The life insurance business this fiscal will face some pressure owing to a combination of factors like reversing interest rate cycle, volatility in the stock markets, high inflation and the return of postponed discretionary consumption hitting the middle class savings, said broking company Emkay Global Financial Services.
In a report on the life insurance sector, Emkay Global further said the large private life insurers with a better brand equity and distribution network with innovative approach are better placed for business growth and increasing their market share.
Looking back at the new life insurance business for the fiscal that went by FY22 Emkay Global said even though unit linked insurance policy (ULIP) made a strong comeback during the first nine months logging about 50 per cent growth in retail annual premium equivalent (APE) the category witnessed slowed down materially in the last quarter. The ULIP growth for the year was 33 per cent.
Pension products and non-participating (savings or non-par)) continued to grow strongly, but Annuity and participating (par) savings struggled, reflecting LIC’s (the most dominant player in these segments) slow growth.
The materially slow growth in sum assured from individual new business against the premium growth very clearly reflects the slowdown in retail protection volumes due to the demand impact stemming from price hikes and supply-side issues which limited insurers from underwriting retail term policies in the first half of FY22, Emkay Global said.
The strong growth in group term insurance (GTI) premium (+82 per cent year-on-year-YoY) as against the 17 per cent YoY growth in sum assured reflected strong price hikes in the GTI business.
According to Emkay Global, the change in new business product mix in FY22 has been shaped by a combination of external factors, including a sustained low interest rate environment, buoyant equity markets in H1FY22 and Covid-19-led dislocations (additional savings to be deployed by the upper middle class and affluent class, but clipped savings ability of masses).
These external factors, along with changing customer preferences, have driven the changes in new business mix toward ULIP, non-par savings and pension products.
Non-par (savings and protection) continued to grow sustainably despite the slowdown in the non-par protection part, with its share in individual APE increasing to 23 per cent in FY22 from 18 per cent in FY20.

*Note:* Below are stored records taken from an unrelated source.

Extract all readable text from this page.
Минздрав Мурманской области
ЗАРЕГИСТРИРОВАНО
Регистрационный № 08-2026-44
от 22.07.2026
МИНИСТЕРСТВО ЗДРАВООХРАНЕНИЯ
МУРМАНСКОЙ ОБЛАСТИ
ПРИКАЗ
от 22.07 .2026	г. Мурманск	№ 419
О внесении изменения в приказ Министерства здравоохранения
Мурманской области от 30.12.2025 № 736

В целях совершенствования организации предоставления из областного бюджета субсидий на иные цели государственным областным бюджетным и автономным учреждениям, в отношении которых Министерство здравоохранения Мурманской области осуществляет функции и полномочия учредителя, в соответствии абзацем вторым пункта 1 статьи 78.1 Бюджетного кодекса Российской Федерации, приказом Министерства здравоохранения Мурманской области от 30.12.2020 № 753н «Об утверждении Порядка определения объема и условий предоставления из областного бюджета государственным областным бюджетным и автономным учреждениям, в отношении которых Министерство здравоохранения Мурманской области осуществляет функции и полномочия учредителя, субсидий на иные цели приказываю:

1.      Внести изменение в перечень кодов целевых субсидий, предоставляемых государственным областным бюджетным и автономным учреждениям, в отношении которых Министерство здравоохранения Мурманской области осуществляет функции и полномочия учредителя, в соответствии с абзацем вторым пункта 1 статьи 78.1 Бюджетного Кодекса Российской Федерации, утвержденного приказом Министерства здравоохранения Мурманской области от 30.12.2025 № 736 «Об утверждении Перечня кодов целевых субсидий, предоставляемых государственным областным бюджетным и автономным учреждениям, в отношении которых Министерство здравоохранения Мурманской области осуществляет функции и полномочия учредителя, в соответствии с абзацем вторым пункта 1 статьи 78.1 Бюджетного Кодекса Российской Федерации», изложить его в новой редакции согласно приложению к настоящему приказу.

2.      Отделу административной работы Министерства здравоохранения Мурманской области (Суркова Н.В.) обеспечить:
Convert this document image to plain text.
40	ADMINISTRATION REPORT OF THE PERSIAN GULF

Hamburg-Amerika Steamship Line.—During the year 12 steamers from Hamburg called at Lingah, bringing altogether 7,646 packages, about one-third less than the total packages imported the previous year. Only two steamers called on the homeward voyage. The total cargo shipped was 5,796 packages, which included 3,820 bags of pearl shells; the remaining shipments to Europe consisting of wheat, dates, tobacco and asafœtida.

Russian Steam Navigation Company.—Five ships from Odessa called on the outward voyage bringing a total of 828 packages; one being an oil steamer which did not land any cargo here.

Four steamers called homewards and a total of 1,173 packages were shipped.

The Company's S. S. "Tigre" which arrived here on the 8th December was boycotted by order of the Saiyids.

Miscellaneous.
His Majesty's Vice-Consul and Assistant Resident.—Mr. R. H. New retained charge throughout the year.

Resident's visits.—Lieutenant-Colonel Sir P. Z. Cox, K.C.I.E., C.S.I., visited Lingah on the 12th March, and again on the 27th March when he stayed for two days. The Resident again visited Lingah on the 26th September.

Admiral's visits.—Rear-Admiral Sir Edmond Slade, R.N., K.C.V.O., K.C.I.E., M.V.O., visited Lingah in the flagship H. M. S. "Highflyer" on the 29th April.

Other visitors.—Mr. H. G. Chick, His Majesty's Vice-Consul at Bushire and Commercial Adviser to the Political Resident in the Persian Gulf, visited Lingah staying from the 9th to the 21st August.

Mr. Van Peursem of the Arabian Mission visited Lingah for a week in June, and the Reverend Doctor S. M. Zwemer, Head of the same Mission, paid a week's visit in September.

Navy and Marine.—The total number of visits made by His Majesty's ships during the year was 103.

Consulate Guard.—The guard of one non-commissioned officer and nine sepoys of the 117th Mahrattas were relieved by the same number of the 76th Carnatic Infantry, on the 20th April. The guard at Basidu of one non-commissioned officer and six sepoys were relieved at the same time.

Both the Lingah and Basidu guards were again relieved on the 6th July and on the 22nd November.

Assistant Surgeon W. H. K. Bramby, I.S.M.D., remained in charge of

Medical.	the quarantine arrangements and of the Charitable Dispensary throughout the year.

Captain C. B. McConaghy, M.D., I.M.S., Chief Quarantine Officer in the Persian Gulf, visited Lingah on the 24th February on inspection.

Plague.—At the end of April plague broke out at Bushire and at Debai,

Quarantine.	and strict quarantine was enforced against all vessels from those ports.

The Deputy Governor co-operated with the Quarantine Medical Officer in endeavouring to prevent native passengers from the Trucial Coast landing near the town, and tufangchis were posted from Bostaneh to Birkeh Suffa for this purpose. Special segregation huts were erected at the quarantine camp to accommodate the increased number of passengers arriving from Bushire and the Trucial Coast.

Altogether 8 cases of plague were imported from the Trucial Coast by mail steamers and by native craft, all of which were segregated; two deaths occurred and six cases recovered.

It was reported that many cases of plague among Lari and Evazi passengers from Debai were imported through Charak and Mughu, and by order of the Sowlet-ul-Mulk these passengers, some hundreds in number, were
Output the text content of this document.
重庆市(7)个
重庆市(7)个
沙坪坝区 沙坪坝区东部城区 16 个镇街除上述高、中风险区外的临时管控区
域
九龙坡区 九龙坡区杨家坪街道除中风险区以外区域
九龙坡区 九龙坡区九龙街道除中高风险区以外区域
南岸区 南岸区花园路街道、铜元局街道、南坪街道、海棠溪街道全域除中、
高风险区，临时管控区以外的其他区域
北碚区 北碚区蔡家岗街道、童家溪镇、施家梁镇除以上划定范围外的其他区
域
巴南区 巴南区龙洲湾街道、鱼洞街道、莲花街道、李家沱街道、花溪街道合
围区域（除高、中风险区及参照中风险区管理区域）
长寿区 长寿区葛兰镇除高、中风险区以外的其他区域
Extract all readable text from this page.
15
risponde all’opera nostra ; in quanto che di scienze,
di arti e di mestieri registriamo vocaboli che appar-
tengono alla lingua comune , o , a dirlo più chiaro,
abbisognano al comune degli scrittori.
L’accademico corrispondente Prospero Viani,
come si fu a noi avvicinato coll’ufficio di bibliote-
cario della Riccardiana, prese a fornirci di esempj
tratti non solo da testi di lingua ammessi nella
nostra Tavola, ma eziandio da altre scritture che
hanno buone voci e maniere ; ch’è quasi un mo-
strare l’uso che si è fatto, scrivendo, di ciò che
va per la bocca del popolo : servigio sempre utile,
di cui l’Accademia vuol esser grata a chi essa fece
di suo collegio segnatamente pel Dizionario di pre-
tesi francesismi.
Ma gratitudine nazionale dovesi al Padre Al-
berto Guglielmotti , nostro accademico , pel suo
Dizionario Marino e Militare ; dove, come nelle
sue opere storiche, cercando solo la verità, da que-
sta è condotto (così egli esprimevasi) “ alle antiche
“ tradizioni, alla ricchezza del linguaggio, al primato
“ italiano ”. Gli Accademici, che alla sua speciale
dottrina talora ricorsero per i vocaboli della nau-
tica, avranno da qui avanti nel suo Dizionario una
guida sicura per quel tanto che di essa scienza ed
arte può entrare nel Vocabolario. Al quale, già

This trend is due to: (a) demand for guaranteed products amid low interest rates offered by banks on fixed deposits (b) increased innovative guaranteed product offerings by many private life insurers (c) availability of wider hedging options (Forward Rate Agreement, Partly paid bonds, long-dated G-Secs, etc.) allowing life insurers to offer a variety of guaranteed products and (d) increased awareness about the opacity of par products among affluent customers.
Pension products continue to grow attractively, likely reflecting the robust demand from customers and increased focus of leading players in this segment.
Taking all non-par products into account (savings, protection, annuity and pensions), their share rose to 32 per cent in FY22 from 24 per cent in FY20.
As regards the participating products, Emkay Global said post Covid-19 world, the mass-saver segment customers have seen their earnings and savings eroded, while the affluent and white-collar workers have seen their savings increase. As a result, the masses’ contribution to new business has decreased while the effluent’s contribution has increased.
That, in turn, has led to increased ticket sizes of policies and a loss of market share for LIC, which caters more to the masses.
The lower participation from the masses also meant muted growth in participatory savings products.
The recent fund bifurcation at LIC and its gradual shift to 90:10 surplus sharing (between policyholders and shareholders), the attractiveness of LIC’s par products will also be reduced and, hence, PAR growth is expected to remain relatively muted.
Muted sum assured growth in individual new business likely a reflection of the slowdown in retail protection sales. This is contrary to the trend seen in recent years when the sum assured has been growing much faster than premium growth, driven by increasing retail protection in the business mix.
The trend this year is a likely reflection of the materially reduced policy volume of retail protection sales amid multiple price hikes taken by leading private players and supply-side issues impacting retail protection sales in the first half of FY22, Emkay Global said.
In the case of group term insurance, while the premium had grown by 82 per cent the sum assured grew by 17 per cent reflecting strong price hikes implemented by life insurers.
In FY23, the pricing should likely to stabilise at the current levels and hence, growth should be driven by an increase in sum assured.
Private sector leaders are well-positioned for strong growth and to gain market share amid a difficult external environment in a rapidly changing environment, changing customer demographics and their product preferences.
The hypothesis of large private life insurers continuing to take market share away from LIC is playing well and will continue to be so in the coming years. Powered by their strong brands and distribution networks (especially the bancassurance reach), private sector leaders are executing their strategy very well by being agile and innovative when it comes to offering insurance products to match customer preferences and needs amid a dynamic external environment, Emkay Global said.